Registra-se, todavia, em caráter de ressalva, que o art. 4º da proposição estabelece a entrada em vigor na data de sua publicação, ao passo que o cumprimento dos deveres previstos no projeto de lei pressupõe a reprogramação do sistema de emissão da guia de arrecadação e a disponibilização das informações em endereço eletrônico, providências que demandam prazo e dispêndio não estimados nos autos. Recomenda-se, por emenda modificativa, a fixação de período de vacância compatível com a adequação necessária, preferencialmente com eficácia a partir do exercício financeiro seguinte, de modo a não alcançar lançamento já em curso.

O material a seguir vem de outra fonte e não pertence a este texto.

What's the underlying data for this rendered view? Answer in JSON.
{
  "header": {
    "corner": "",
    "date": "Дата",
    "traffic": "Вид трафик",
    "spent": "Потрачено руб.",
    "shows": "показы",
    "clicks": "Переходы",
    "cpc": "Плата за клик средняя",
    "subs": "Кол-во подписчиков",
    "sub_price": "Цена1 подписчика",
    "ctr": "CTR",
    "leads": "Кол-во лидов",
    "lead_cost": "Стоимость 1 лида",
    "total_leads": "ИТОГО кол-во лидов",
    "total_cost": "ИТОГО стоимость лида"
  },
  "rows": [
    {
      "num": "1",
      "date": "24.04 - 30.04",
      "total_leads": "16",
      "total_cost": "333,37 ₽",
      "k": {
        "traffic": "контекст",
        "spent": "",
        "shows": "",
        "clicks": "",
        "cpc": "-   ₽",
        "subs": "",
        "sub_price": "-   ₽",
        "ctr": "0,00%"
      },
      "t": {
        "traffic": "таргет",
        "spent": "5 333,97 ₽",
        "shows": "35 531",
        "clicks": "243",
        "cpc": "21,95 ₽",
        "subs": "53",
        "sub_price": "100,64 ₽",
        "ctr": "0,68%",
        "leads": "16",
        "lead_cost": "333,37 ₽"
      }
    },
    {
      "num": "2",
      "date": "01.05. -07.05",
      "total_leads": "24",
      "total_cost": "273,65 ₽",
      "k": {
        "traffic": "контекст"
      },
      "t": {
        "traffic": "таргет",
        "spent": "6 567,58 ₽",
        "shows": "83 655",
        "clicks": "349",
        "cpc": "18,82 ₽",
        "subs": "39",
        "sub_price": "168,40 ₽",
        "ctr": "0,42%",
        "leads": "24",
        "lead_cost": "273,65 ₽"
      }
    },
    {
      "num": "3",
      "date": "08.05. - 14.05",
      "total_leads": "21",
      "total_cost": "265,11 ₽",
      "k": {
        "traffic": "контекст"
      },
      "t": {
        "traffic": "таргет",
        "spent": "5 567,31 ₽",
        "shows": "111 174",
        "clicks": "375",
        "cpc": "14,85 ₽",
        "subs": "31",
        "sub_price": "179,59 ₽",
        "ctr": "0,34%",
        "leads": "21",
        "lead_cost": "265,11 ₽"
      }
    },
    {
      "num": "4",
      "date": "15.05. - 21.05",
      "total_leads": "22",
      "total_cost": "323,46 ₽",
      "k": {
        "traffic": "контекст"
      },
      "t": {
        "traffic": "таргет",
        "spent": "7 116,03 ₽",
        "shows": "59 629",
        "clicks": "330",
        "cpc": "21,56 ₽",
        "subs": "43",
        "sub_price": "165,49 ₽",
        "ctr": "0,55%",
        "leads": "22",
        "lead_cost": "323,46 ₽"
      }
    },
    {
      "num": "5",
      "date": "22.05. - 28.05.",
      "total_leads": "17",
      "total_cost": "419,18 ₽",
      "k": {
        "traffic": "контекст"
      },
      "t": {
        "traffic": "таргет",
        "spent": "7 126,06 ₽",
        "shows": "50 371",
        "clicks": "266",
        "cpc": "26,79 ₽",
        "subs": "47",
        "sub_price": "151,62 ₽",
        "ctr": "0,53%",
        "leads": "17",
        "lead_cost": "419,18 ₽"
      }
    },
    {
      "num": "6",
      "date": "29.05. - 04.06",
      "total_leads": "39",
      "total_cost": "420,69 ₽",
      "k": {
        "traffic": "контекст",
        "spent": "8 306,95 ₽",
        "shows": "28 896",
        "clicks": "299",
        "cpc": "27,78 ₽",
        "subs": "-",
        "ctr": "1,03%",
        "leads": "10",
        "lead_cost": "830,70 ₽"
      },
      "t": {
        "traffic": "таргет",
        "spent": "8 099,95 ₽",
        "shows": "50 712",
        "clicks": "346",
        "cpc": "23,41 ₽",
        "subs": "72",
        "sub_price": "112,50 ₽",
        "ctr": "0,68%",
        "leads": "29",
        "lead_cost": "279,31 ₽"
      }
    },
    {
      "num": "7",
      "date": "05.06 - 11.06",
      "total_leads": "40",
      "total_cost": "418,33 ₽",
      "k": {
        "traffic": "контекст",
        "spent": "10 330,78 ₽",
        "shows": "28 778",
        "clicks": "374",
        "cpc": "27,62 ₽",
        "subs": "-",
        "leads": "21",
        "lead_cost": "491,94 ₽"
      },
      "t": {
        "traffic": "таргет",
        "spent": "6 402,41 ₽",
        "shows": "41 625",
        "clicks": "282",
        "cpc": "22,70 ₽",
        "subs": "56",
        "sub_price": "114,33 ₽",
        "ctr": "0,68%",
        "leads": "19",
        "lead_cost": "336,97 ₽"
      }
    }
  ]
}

Quanto ao quórum necessário para aprovação da matéria, em vista ao que aduz o art. 200 do Regimento Interno, por inexistir previsão expressa em sentido contrário, será adotado no caso em comento a maioria simples como número mínimo de votos para apreciação e aprovação da matéria.
Diante dessas razões, emite-se parecer favorável ao regular andamento do Projeto de Lei Ordinária em questão, observadas as disposições deste parecer, devendo ser encaminhado para análise da Comissão de Legislação, Justiça e Redação Final e, posteriormente, à deliberação do Plenário. Ressalta-se que o parecer jurídico emitido possui natureza meramente opinativa, cabendo a decisão final exclusivamente aos dignos membros desta Casa Legislativa.
No que tange à verificação da existência de interesse público, a Procuradoria Jurídica não irá se pronunciar, pois caberá tão somente aos vereadores no uso da função legislativa, verificar a viabilidade ou não desta proposição, respeitando-se para tanto as formalidades legais e regimentais.